A woman said she had been left “humiliated” by United Airlines after flight crew members tried to get her to remove her son’s ventilator ahead of takeoff.
Melissa Sotomayor posted a video on TikTok that has received over 1.2 million views where she claimed the flight crew on a trip from Tampa, Florida to Newark, New Jersey, tried to make her detach her son from his medical equipment it so the plane could take off.
United said it had contacted the mother and apologised after the incident, but did not provide any further details.
“This message is for United Airlines. The way that you treated my son when we were attempting to fly home from Tampa to Newark was absolutely ridiculous,” Sotomayor said in an almost 10-minute TikTok video.
Ms Sotomayor explained that her one-year-old son is “medically complex” and depends on a ventilator and a tracheostomy tube. Her son was born prematurely at 22 weeks.
Before she boarded the flight, Ms Sotomayor said she obtained documentation so her son could fly to their destination.
On the first leg of their trip to Tampa, she said she did not encounter any issues, and shared the documents with the airline who also cleared her sons’s medical equipment with no issues.
However, upon their 8 March return trip, she claimed a flight attendant told her she would need to make the medical equipment, including the ventilator and a portable oxygen concentrator, secure for takeoff, asking for her son to be taken off them.
Ms Sotomayor explained to the crew member that the equipment could not be turned off because “they are keeping him alive” and showed them medical documentation.
Another flight attendant came over and said that they might be moved from their seats if she did not comply but she again showed the documents and told the crew that the airline’s accessibility department selected her seats ahead of her flight.
A third flight attendant allegedly told the mother to remove her son’s equipment and said her son would “be okay until we're in the air at a high enough altitude”.
However, Ms Sotomayor refused to remove the equipment, while a nearby passenger got involved and apologised for how she was being treated.
The flight’s captain then intervened, with Ms Sotomayor saying in her video: “He then says that I am being difficult and my son’s medical equipment is a danger to other passengers and to my son, and that I am not following FAA [Federal Aviation Administration] guidelines.”

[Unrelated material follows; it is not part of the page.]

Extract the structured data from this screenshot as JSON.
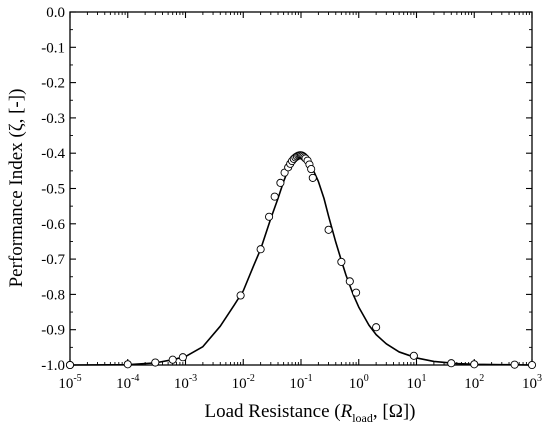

Again, Ms Sotomayor showed her documentation and told the captain that the medical equipment was FAA-approved.
The captain told her that he would contact United as he did not “feel that your son should be flying, it's dangerous for him”, but the mother said her son was medically cleared.
Eventually, the flight departed more than an hour later.
“I get no apology from them,” Ms Sotomayor added, saying the next thing she knew the captain “announces that the plane is ready for takeoff”.
After the flight, Sotomayor to NBC News that when the airline contacted her to apologise the representative said the crew reported it was a “bulkhead seating problem”, but she stated that they never mentioned that in the moment.
“They said it was because I was refusing to remove my son from his ventilator and portable oxygen concentrator until takeoff,” Sotomayor told the website.
“I was really upset by the way we were humiliated in front of others in the way we were talked to," Sotomayor said in the TikTok video.
“The captain talked to me as if I was purposely endangering my son, and they were unwilling to listen to the fact that my son was dependent on this equipment to keep him alive.”
In its statement regarding Ms Sotomayor’s claims, United told The Independent: “We’ve connected with the customer to address her concerns and apologised for any frustration she may have experienced.”